I will then see what I can do.

Many thanks, Hajk

cparsania commented 4 years ago

Yes, you are right. BLAST gives subject scientific names but not taxon id. taxon id is required, for example if you want to assign specific taxonomy rank (e.g. family, class, genus, kingdom, superkingdom etc. ) to given species.

After I raised this issue here, I found an R package taxize which actually solve the problem. In that package, there is a function called taxize::genbank2uid() which gives NCBI taxonomy id for a given genebank id.
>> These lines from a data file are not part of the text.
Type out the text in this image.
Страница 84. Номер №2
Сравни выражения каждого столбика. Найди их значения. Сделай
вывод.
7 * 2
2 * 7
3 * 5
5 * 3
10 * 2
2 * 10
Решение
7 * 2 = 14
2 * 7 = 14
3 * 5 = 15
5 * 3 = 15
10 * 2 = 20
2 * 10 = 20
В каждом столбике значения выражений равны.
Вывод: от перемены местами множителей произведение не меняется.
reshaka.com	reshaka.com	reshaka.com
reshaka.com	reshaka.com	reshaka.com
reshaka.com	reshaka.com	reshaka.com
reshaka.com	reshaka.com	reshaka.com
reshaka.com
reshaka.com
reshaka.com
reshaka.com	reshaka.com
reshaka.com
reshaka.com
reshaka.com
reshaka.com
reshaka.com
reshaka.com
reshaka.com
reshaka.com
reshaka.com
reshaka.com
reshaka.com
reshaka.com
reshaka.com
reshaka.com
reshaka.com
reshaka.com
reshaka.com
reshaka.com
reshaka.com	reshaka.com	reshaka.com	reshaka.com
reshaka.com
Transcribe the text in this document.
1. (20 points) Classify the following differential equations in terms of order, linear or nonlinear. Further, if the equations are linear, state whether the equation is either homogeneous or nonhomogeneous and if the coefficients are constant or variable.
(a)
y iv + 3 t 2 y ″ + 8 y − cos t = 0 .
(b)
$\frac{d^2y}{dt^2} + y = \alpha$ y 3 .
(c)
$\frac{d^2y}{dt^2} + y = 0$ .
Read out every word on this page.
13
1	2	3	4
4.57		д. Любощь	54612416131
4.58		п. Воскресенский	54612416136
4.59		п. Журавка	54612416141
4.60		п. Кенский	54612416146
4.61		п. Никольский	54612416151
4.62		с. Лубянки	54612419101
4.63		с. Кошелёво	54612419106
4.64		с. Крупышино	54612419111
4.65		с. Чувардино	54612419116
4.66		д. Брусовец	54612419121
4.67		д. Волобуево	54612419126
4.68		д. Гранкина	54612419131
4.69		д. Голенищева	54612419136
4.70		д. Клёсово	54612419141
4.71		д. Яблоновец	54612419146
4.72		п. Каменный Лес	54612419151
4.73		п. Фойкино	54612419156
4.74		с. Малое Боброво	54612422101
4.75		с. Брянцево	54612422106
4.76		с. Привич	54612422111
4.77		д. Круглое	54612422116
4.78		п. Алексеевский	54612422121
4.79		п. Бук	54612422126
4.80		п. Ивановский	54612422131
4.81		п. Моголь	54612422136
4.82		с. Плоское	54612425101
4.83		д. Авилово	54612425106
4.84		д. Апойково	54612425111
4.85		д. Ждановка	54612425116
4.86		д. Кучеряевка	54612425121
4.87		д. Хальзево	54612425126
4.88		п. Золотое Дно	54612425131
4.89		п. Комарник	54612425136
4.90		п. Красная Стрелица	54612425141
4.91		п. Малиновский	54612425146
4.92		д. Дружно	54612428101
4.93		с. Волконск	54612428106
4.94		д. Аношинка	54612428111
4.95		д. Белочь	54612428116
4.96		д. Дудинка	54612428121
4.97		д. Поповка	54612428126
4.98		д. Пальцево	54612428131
Below is the wrapper function I wrote which just reformat output of taxize::genbank2uid() and return as a tbl

#' Wrapper function around taxize::genbank2uid.
#'
#' Given a genBank accession alphanumeric string, or a gi numeric string \code{(x)}, it returns tibble of taxid, name and other columns.
#' @param x vector of genBank accession alphanumeric string, or a gi numeric string \code{(x)}.
#' @param ... other parameters to be passed to \code{taxize::genbank2uid}
#'
#' @return a tbl with colnames x, taxid, class, match, multiple_matches, pattern_match, uri, name
#' @export
#' @importFrom taxize genbank2uid
#' @importFrom tibble tibble
#' @importFrom dplyr bind_cols
#' @importFrom purrr map_df
#' @examples
#' \dontrun{
#' x <- c("XP_022900619.1", "XP_022900618.1", "XP_018333511.1", "XP_018573075.1")
#' genbank2uid_tbl(x = x)
#' }
genbank2uid_tbl <- function(x , ...){

        #start_time <- lubridate::now()
        uid_list <- taxize::genbank2uid(x ,  ...)
        uid_tbl <- tibble::tibble(x = x, taxid = unlist(uid_list)) %>%
                dplyr::bind_cols( purrr::map_df(uid_list , attributes))
        time_taken <- start_time - lubridate::now()
        #cat_green_tick("done. ", " Time taken " , time_taken)
        return(uid_tbl)

}
HajkD commented 4 years ago

Hi @cparsania

Excellent. I will have a look at how to best integrate this taxonomy information into the BLAST output.

Many thanks, Hajk